The Art of Making a Bangin' Sandwich!

Cold Turkey- Hot Turkey
 
 
 
 
 
 
 
Both sandwiches were essentially made the same way, but the hot sandwich was placed in the oven on broil after sprinkling cheese on top. The cold sandwich has a fried cheese (I know it's not healthy, but it's so good).
 
Ingredients:
 
Get a nice French or Italian crusty bread (I bought mine on sale at Harris Teeters)
Thin sliced turkey meat (or whatever you like)
Tomatoes (thinly sliced)
Shredded Lettuce or mixed greens (optional...I didn't use any)
Red Bell Peppers (julienne- optional)
vinegar
olive oil
salt
pepper
oregano or Italian herbs (optional)
Mayonnaise
shredded cheddar cheese (I made fried cheese for the cold sandwich)
 
Chips on the side and pickle (you can make your own quick pickles with cucumber in vinegar and salt solution or you can get pickling lye ahead of time to do the usual water, sugar, salt, lye solution).
 
By the way, julienne is a term that refers to thinly slicing something the long way.
 
 
 
 
 
 
 
 
So, I believe that the key to making a sandwich is proper layering of the ingredients, and proper application of wet ingredients to prevent sogginess.
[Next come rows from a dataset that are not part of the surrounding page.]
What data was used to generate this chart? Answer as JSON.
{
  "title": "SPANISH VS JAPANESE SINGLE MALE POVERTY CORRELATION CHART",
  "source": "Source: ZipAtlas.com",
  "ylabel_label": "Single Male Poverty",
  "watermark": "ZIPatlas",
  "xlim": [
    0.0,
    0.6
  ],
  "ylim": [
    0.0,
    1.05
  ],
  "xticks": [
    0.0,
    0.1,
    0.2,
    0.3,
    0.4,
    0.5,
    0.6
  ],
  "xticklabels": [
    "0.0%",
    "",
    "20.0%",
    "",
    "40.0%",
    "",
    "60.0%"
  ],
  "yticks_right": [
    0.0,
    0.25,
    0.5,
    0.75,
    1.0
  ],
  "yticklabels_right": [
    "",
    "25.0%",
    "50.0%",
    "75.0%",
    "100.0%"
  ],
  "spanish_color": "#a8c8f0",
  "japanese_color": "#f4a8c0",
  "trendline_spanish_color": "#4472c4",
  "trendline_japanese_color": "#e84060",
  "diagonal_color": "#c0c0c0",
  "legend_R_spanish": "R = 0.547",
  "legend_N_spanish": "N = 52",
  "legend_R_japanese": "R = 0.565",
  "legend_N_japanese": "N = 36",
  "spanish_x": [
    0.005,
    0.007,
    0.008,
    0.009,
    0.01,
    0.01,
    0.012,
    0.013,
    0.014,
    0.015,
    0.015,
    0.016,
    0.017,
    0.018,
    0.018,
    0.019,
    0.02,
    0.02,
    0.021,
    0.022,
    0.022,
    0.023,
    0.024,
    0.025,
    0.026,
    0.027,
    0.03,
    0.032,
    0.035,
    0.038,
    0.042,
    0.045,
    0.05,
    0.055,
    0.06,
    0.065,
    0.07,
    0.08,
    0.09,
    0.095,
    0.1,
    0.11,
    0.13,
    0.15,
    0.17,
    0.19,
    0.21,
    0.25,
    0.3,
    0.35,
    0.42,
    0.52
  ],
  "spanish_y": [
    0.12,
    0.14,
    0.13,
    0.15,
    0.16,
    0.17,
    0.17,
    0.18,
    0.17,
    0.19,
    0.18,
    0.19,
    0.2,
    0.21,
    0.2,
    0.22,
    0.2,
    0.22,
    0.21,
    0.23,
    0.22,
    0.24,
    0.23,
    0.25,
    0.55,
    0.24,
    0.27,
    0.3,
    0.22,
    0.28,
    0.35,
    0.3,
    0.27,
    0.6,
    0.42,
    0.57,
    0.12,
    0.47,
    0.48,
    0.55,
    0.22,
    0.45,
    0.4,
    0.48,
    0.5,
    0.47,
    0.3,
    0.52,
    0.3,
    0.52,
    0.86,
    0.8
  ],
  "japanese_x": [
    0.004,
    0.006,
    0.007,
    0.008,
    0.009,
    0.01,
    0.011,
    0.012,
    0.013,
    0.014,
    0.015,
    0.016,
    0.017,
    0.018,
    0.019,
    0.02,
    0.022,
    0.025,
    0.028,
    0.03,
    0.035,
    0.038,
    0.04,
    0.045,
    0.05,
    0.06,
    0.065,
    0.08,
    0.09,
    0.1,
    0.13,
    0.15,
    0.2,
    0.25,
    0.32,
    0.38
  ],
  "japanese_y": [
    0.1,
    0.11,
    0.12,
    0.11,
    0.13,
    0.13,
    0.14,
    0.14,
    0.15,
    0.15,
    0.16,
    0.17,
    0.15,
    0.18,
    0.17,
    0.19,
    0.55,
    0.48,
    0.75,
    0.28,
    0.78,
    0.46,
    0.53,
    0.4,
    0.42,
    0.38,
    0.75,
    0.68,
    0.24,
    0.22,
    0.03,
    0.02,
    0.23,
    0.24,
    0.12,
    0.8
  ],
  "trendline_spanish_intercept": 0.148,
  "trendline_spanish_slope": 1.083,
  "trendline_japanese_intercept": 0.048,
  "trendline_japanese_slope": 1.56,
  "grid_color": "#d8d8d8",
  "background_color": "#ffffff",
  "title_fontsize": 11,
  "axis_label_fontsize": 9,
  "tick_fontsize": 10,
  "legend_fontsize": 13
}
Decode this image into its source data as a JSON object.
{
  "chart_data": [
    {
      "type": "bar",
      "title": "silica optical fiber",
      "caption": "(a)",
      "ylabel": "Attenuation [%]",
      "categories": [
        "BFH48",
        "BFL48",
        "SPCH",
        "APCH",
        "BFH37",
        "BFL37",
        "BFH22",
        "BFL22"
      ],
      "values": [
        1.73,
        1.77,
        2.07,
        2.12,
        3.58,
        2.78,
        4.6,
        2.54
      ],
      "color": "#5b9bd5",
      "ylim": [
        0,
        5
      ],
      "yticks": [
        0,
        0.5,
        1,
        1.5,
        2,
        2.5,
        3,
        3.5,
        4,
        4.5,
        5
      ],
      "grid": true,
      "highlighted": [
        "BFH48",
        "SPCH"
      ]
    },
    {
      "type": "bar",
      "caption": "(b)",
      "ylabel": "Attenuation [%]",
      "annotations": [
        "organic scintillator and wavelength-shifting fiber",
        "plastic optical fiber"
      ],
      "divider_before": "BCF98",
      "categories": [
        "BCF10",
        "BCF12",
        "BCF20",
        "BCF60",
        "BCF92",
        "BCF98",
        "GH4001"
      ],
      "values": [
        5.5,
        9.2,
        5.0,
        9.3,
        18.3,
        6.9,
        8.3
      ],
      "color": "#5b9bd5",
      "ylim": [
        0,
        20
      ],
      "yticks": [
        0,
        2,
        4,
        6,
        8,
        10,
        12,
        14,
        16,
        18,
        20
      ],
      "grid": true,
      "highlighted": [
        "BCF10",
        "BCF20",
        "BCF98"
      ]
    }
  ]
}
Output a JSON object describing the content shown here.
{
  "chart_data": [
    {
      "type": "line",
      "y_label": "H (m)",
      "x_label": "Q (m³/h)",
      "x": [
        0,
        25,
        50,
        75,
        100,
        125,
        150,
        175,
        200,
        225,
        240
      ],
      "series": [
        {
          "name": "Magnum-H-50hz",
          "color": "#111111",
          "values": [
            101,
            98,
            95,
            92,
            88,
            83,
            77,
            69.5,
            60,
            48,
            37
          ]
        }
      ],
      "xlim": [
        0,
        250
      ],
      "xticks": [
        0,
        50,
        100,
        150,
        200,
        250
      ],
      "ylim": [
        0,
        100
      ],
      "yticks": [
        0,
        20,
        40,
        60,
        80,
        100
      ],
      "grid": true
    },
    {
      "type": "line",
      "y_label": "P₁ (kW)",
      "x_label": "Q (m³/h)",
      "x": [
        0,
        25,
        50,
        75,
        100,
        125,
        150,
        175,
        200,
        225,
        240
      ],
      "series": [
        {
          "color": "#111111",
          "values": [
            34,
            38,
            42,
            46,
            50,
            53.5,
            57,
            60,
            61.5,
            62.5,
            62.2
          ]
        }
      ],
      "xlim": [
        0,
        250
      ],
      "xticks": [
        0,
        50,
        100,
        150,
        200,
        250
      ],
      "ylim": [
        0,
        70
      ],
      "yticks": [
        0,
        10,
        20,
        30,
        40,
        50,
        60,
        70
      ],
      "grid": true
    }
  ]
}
This is why I no longer eat at Subway, which has too soft bread that gets soggy after they squirt a pint of vinegar and oil on it!
 
I cut the loaf of bread in half, and spread mayo evenly on either side of the bread. I layer the meat on the bread (I don't like too much meat, but my husband does, so that's up to the individual). Place the tomatoes, thinly sliced on top of the meat, the fried cheese goes on the other half of the bread.
After the tomatoes and other vegetables (if you choose to use them) are placed on the meat, sprinkle salt and pepper on the vegetables and then sprinkle a cap full of vinegar and a cap full of olive oil over the salted and peppered veggies.
 
For the fried cheese (it's an art, and you don't have to do this, if you don't feel like trying):
 
 
I prefer a cast iron pan for this
butter (just a pat)
cheddar cheese (shredded is what I always use)
 
 
 
I heat the pan to medium, and I put the pat of butter in the cast iron pan to melt (be careful not to burn it).

 
I spread it around in the pan.

 
Once it gets like this, I turn the heat to high for like 10 seconds, and then I turn the pan off completely. Then I start to scrape at the edges with a spoon.

 
I kind of peel it up at one edge with the spoon, and I keep a plate close by to transfer it quickly and to allow it to cool. Be careful not to scrunch it up while it's still too hot.
 


 You can see that this is greasy and probably not very healthy, but it's so delicious. So, I call anything that I put fried cheese on a "heart attack waiting to happen".
 
My Pickles:
I bought terrible pickles from the $1 store, and I emptied the liquid and replaced it with vinegar, salt, pepper and garlic.
 
Homemade chips:
Potato (sliced thin with a potato peeler)
Oil for frying
slice potatoes using a potato peeler to make chip slices
Allow oil to get hot (medium high)
flash fry the sliced potatoes in hot oil, by placing the slices carefully in the oil (try not to clump them on top of one another, and try to quickly drop a slice or two at a time, being careful not to burn the chips).


 
The cold sandwich is depicted above, and you can place the fried cheese on the half that is opposite the meat and veggies. Close your sandwich, cut it in half and place it on a plate with some chips or fries, and now you're ready to eat!



For the hot sandwich in the picture above, just sprinkle shredded cheese on top and place in the oven on broil only long enough to allow the cheese to melt (so watch it because depending on your broiler, this could happen in a minute).